Remote region of Brazil's Amazon counts 1st COVID-19 deaths

The first deaths from COVID-19 have come to a vast, remote region of the Amazon that Brazil's government says is home to greatest concentration of isolated Indigenous groups in the world.

Experts fear the new coronavirus could spread rapidly among peoples with lesser resistance even to already common diseases and limited access to health care, potentially wiping out some smaller groups.

A 83-year-old Marubo man known as Yovêmpa died of COVID-19 on July 5, the country's Special Secretariat of Indigenous Health said five days later. Two other deaths were reported later by the independent Indigenous Peoples' Coordination.

Yovêmpa was not in an isolated group, but lived in a village close to some of those groups. An organization representing Marubo people on the Itui River said in a statement that the elder Indigenous leader hadn’t left home for months.

“If the virus is not halted immediately, it might arrive and quickly devastate other Marubo communities along the Itui river and exterminate both recently contacted Korubo groups and isolated groups,” the Marubo group said in a statement.

The health secretariat, known as SESAI, said it has recorded 220 coronvirus infections in the Javari Valley, a 33,000-square-mile (85,445 square kilometer) that is nearly as big as Hungary.

Brazil's government says the valley is home to numerous Indigenous groups, 10 of them isolated people who often refuse contact with non-Indigenous peoples because of a history disease and violence against them. SESAI says the total population — not including the isolated — was about 6,200 at last count in 2014, about one-third of them Marubo.

Indigenous leaders have begun trying to muster their own means to provide treatment given a local scarcity of hospital infrastructure. They have turned to a nonprofit, Health Expeditionaries, to build small field infirmaries to treat mild cases so that people don’t need to travel to bigger towns such as Atalaia do Norte, where the health care system collapsed in June with about 400 suspected COVID-19 cases among a population of 13,000 people.

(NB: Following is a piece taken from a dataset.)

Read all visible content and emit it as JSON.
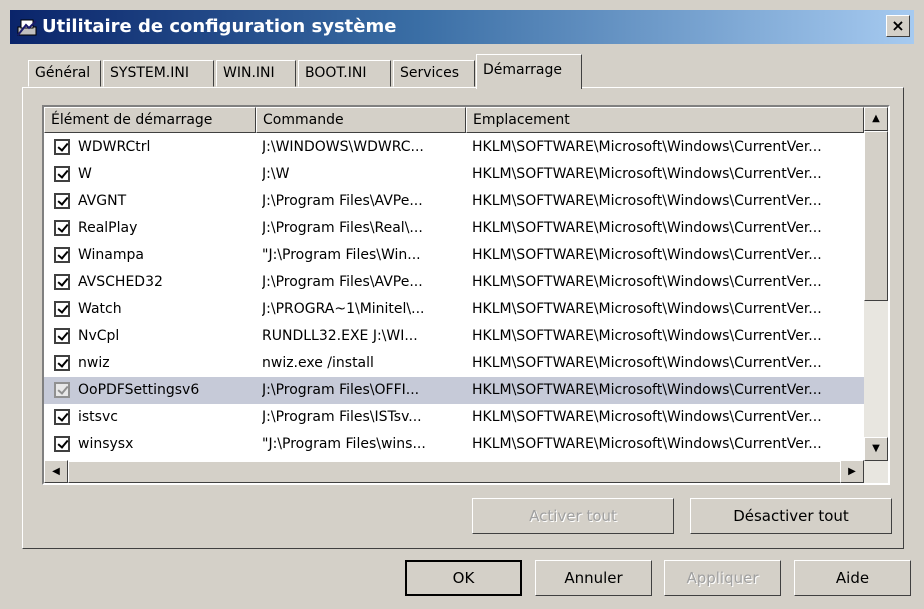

The state of Amazonas, where the Javari Valley lies, was hard hit by COVID-19 in April, which led to mass burials and chaos in hospitals of capital city Manaus. Since June the situation has improved. But in the Javari Valley, 1,200 kilometers (750 miles) from Manaus, the pandemic remains at early stages.

The first coronavirus cases in the Javari region came five weeks ago. Indigenous leaders from various ethnicities near the Itui river called on the federal government to adopt urgent measures to stop the spread.

But the Union of Indigenous Peoples of the Javari Valley complained that the government had failed to set up checkpoints as promised to limit access to their lands.

Leaders of the Matses people, who straddle Brazil's border with Peru, made a similar request in a June 29 letter to authorities, and said their need for protection had not been met.

On Tuesday, the government's National Indigenous Foundation issued a statement denying accusations of failures in its response during the pandemic. It said its critics had backed the “old socialist indigenous policies of welfare and patronage, which caused so much disgrace for Brazilian Indigenous groups.”

Health Expeditionaries, aided by SESAI doctors and nurses, plans to dispatch 50 small field infirmaries with oxygen equipment, radio communications and energy generators throughout the Amazon in the next month. Brazil's Defense Ministry said on Friday one of its helicopters will be in a mission with SESAI staffers to deliver equipment for another seven infirmaries into the Javari Valley.

Ricardo Affonso Ferreira, president of the nonprofit, said the small infirmaries can help up to 10 people who face difficulty breathing. The Indigenous treated so far stay between two and four days at the facilities, he told The Associated Press.

“With this virus every minute counts, so we will travel in whichever way we can to deliver the remaining units of care,” Ferreira said, adding he expects the whole operation with the helicopter to take at least 20 hours.

Local leader Beto Marubo said that up to 900 Indigenous people from several groups are at growing risk of contagion on the shores of the Itaquai River, which stretches to the city of Atalaia do Norte.

“COVID-19 might have already reached the river Itaquai, where the Kanamari groups live," he said. "It is close to where most of the isolated groups in the Javari Valley live,” he said.